Al-Nesha Jones ’07, ’13 MBA , CPA is using her expertise to build up the community, one small business at a time. She is also bringing her positive energy to Montclair as a mentor and a new member of the Black Alumni Advisory Council.
The 200-plus clients of West Orange, New Jersey’s, ASE Group receive much more than year-end tax preparation. Jones and her all-female team of financial professionals educate and provide year-round expertise to help business owners build their enterprises, and their community.
“My firm’s clients work hard and have great ideas,” explains Jones. “What they often don’t have, is good financial knowhow. By educating and guiding our clients throughout the year, we empower them to grow their businesses.”
When Jones founded the ASE Group in 2016, she brought considerable corporate experience as an associate manager of financial reporting at Prudential Financial and as an assurance senior at EY, where she began her career as an intern from Montclair. The pivot may have been prompted by the need for flexibility to raise her family, but it also reflected a personal sense of mission as well as what she observed as a real need in her community.
“I had a successful career working for very large companies, but I didn’t feel like I was having an impact,” she explains. “At the same time, I had friends and neighbors who were struggling to make their small businesses thrive. They knew they had to pay taxes but didn’t know how to plan for them. They needed more comprehensive guidance. I saw an opportunity to make a real contribution.”
In addition to tax, accounting and financial counseling services, Jones educates the community through free bookkeeping and tax classes and her Tea & Tax Talk blog. She also teaches a Quickbooks Online Certification course at Essex County College.

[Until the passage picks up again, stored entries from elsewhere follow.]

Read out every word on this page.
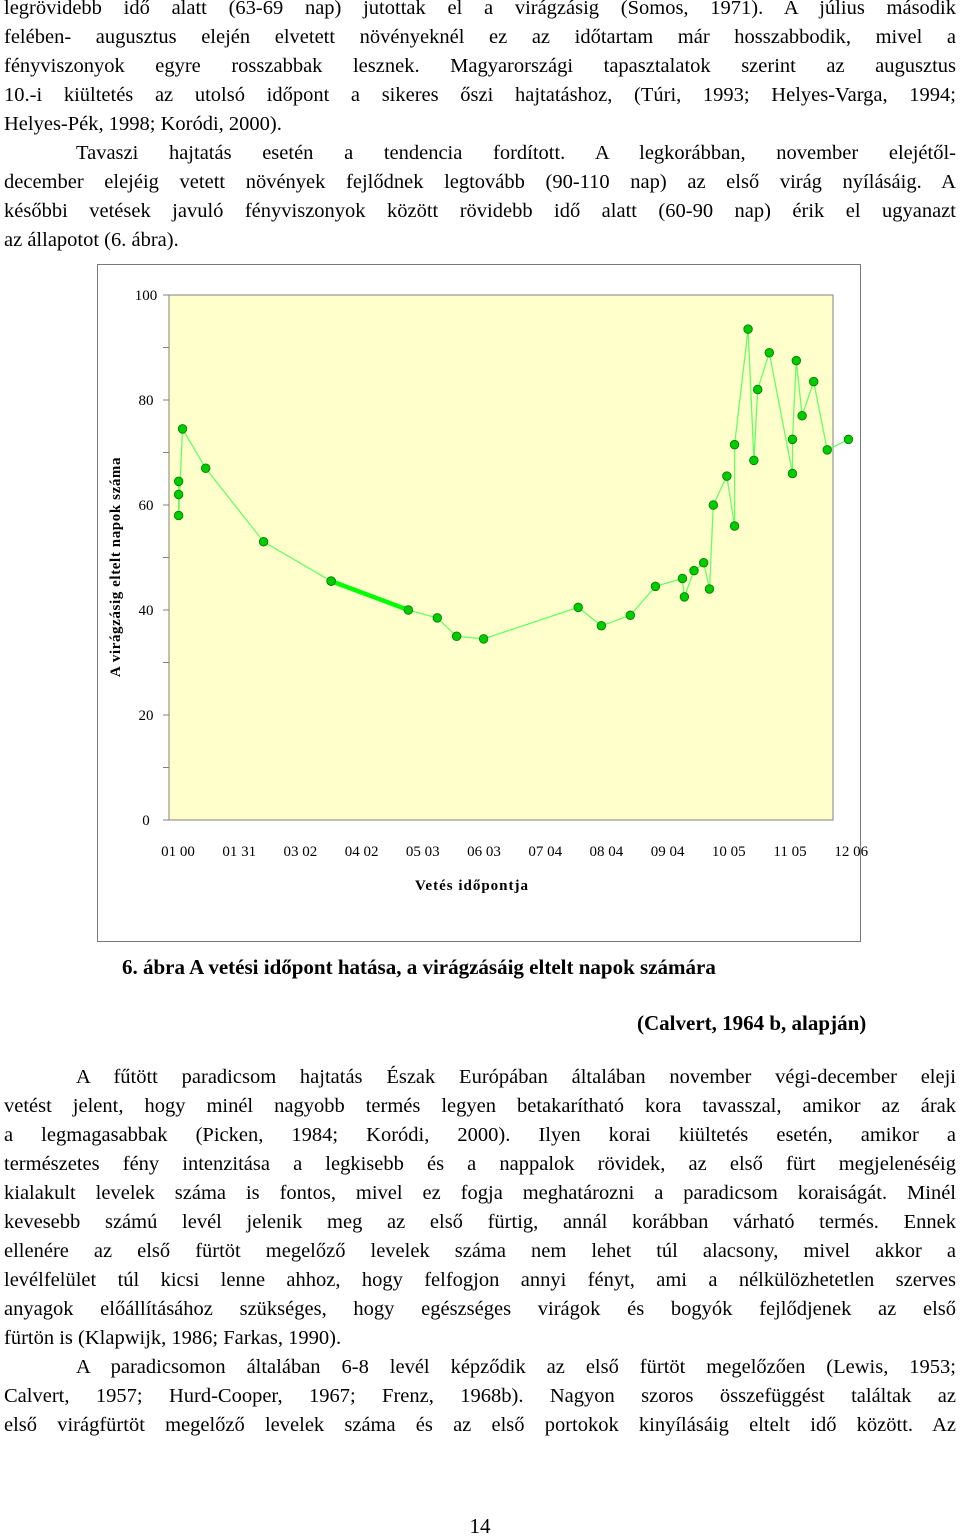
legrövidebb idő alatt (63-69 nap) jutottak el a virágzásig (Somos, 1971). A július második
felében- augusztus elején elvetett növényeknél ez az időtartam már hosszabbodik, mivel a
fényviszonyok egyre rosszabbak lesznek. Magyarországi tapasztalatok szerint az augusztus
10.-i kiültetés az utolsó időpont a sikeres őszi hajtatáshoz, (Túri, 1993; Helyes-Varga, 1994;
Helyes-Pék, 1998; Koródi, 2000).
Tavaszi hajtatás esetén a tendencia fordított. A legkorábban, november elejétől-
december elejéig vetett növények fejlődnek legtovább (90-110 nap) az első virág nyílásáig. A
későbbi vetések javuló fényviszonyok között rövidebb idő alatt (60-90 nap) érik el ugyanazt
az állapotot (6. ábra).
0
20
40
60
80
100
01 00 01 31 03 02 04 02 05 03 06 03 07 04 08 04 09 04 10 05 11 05 12 06
A virágzásig eltelt napok száma
Vetés időpontja
6. ábra A vetési időpont hatása, a virágzásáig eltelt napok számára
(Calvert, 1964 b, alapján)
A fűtött paradicsom hajtatás Észak Európában általában november végi-december eleji
vetést jelent, hogy minél nagyobb termés legyen betakarítható kora tavasszal, amikor az árak
a legmagasabbak (Picken, 1984; Koródi, 2000). Ilyen korai kiültetés esetén, amikor a
természetes fény intenzitása a legkisebb és a nappalok rövidek, az első fürt megjelenéséig
kialakult levelek száma is fontos, mivel ez fogja meghatározni a paradicsom koraiságát. Minél
kevesebb számú levél jelenik meg az első fürtig, annál korábban várható termés. Ennek
ellenére az első fürtöt megelőző levelek száma nem lehet túl alacsony, mivel akkor a
levélfelület túl kicsi lenne ahhoz, hogy felfogjon annyi fényt, ami a nélkülözhetetlen szerves
anyagok előállításához szükséges, hogy egészséges virágok és bogyók fejlődjenek az első
fürtön is (Klapwijk, 1986; Farkas, 1990).
A paradicsomon általában 6-8 levél képződik az első fürtöt megelőzően (Lewis, 1953;
Calvert, 1957; Hurd-Cooper, 1967; Frenz, 1968b). Nagyon szoros összefüggést találtak az
első virágfürtöt megelőző levelek száma és az első portokok kinyílásáig eltelt idő között. Az
14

When Jones jumped off the corporate ladder to start her own company, it was not the first time she had changed course. She had thought she would attend college out of state but was offered a scholarship to attend a New Jersey college, so she began touring campuses. “I loved Montclair and liked the idea of staying close to home.”
Jones’ involvement in Montclair has continued – and grown – since graduation. She understands the power of mentorship and regularly volunteers as a mentor. “I received such wonderful mentorship from my professors and counselors,” she says. “I kept in touch with some of my professors over the years and when I was starting my own firm, they continued to inspire and support me.”
As a member of the Black Alumni Advisory Council, Jones has another opportunity to give back. “I remember what it was like, coming to Montclair as a first-generation college student,” she says. “There were so many people at Montclair who helped me create a path to success. I want to do the same for others.”